1. show us exactly how you called findpeaks,
2. upload some sample data by clicking the paperclip button.
O.Ib on 31 Jan 2020
Hello, Stephen.
It might be possible to set these parameters to something that fits this particular set of data plotted here, which is one set of 37 others that form a unit, which in turn is part of an even larger set that contains about 54100 sets of (approximately) 37 "blocks" each. You can see why it wouldn't be helpful in the long run to extract the peaks using findpeaks with parameters that are specific to just one of over 2 million data sets. The variance of the "frequency" and amplitude of the peaks with time makes it particularly difficult to find suitable parameters for the findpeaks() function that would be valid even across just one set (37 blocks).
I called findpeaks a number of different ways, starting with:
findpeaks(x(:,Block_18*100))
and then I experimented with a bunch of different options that did refine the results for this particular set, but then I decided I would need something different if I wanted to process millions of data sets. That's not to say the current code shown above already does the job for all sets, but it's a good starting point.
I'll upload one set of 37 "blocks" of data as a text file and this particular set, which is block number 18, which I extracted from the text file. The file "Aufzeichnung.txt" contains 5 columns, separated by spaces. The columns represent, in order: time, block number, load change (which you can delete and ignore), force, and strain. I'm leaving the units out since they're not relevant to what we're investigating.
Edit: The Block_18 variable I uploaded doesn't contain all the values from the 18th block, but about half of them. The peaks I am looking for in each block appear twice; the entire data set would be that graph above mirrored, approximately, about t = 2165 s.

Mohammad Sami on 31 Jan 2020
Have you tried the function islocalmax and islocalmin ?
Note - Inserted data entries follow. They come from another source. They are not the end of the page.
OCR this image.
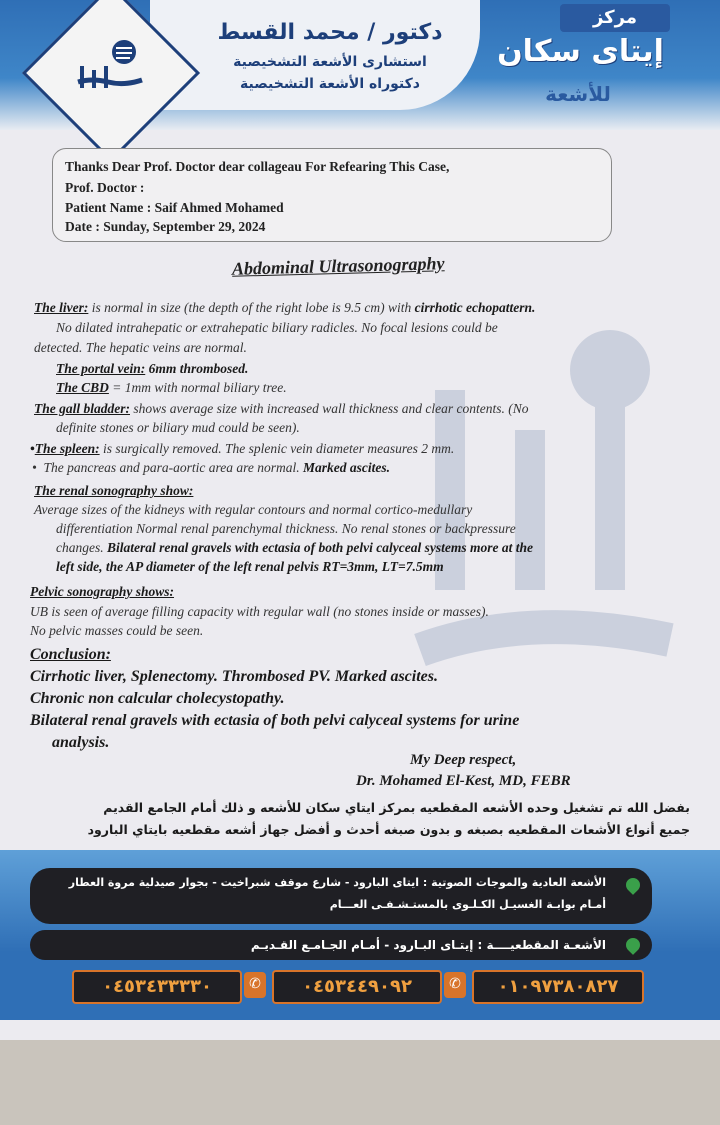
دكتور / محمد القسط
استشارى الأشعة التشخيصية
دكتوراه الأشعة التشخيصية
مركز
إيتاى سكان
للأشعة
Thanks Dear Prof. Doctor dear collageau For Refearing This Case,
Prof. Doctor :
Patient Name : Saif Ahmed Mohamed
Date : Sunday, September 29, 2024
Abdominal Ultrasonography
The liver: is normal in size (the depth of the right lobe is 9.5 cm) with cirrhotic echopattern.
No dilated intrahepatic or extrahepatic biliary radicles. No focal lesions could be
detected. The hepatic veins are normal.
The portal vein: 6mm thrombosed.
The CBD = 1mm with normal biliary tree.
The gall bladder: shows average size with increased wall thickness and clear contents. (No
definite stones or biliary mud could be seen).
•The spleen: is surgically removed. The splenic vein diameter measures 2 mm.
•  The pancreas and para-aortic area are normal. Marked ascites.
The renal sonography show:
Average sizes of the kidneys with regular contours and normal cortico-medullary
differentiation Normal renal parenchymal thickness. No renal stones or backpressure
changes. Bilateral renal gravels with ectasia of both pelvi calyceal systems more at the
left side, the AP diameter of the left renal pelvis RT=3mm, LT=7.5mm
Pelvic sonography shows:
UB is seen of average filling capacity with regular wall (no stones inside or masses).
No pelvic masses could be seen.
Conclusion:
Cirrhotic liver, Splenectomy. Thrombosed PV. Marked ascites.
Chronic non calcular cholecystopathy.
Bilateral renal gravels with ectasia of both pelvi calyceal systems for urine
analysis.
My Deep respect,
Dr. Mohamed El-Kest, MD, FEBR
بفضل الله تم تشغيل وحده الأشعه المقطعيه بمركز ايتاي سكان للأشعه و ذلك أمام الجامع القديم
جميع أنواع الأشعات المقطعيه بصبغه و بدون صبغه أحدث و أفضل جهاز أشعه مقطعيه بايتاي البارود
الأشعة العادية والموجات الصوتية : ايتاى البارود - شارع موقف شبراخيت - بجوار صيدلية مروة العطار
أمـام بوابـة الغسيـل الكـلـوى بالمستـشـفـى العـــام
الأشعـة المقطعيــــة : إيتـاى البـارود - أمـام الجـامـع القـديـم
٠٤٥٣٤٣٣٣٣٠	✆	٠٤٥٣٤٤٩٠٩٢	✆	٠١٠٩٧٣٨٠٨٢٧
maxIndices = islocalmax(x(:,2));
minIndices = islocalmin(x(:,2));

O.Ib on 1 Feb 2020
I understood how the prominence option works, but sadly the data has different ranges. It's a very unwieldy set of data.
Mohammad Sami on 1 Feb 2020
Another option
sign_18 = sign(Block_18(:,2));
half_cycle_id = sign_18 ~= circshift(sign_18,1); % detect sign change
half_cycle_id = cumsum(half_cycle_id); % assign id to each half cycle
if half_cycle_id(1) == 0
half_cycle_id = half_cycle_id + 1;
end
min_18 = accumarray(half_cycle_id,Block_18(:,2),[],@min,NaN);
max_18 = accumarray(half_cycle_id,Block_18(:,2),[],@max,NaN);
summ = table(unique(half_cycle_id),min_18,max_18);
summ.isnegative_cyc = sign(summ.min_18) == -1;
summ.val(summ.isnegative_cyc) = summ.min_18(summ.isnegative_cyc);
summ.val(~summ.isnegative_cyc) = summ.max_18(~summ.isnegative_cyc);
O.Ib on 2 Feb 2020
Mohammad, this is exactly what I was hoping to learn when I asked this question: a more vectorised approach that involves detecting, and storing for subsequent processing, locations of sign change in the data. Gave me more insight into the versatility of logical arrays. Thank you very much.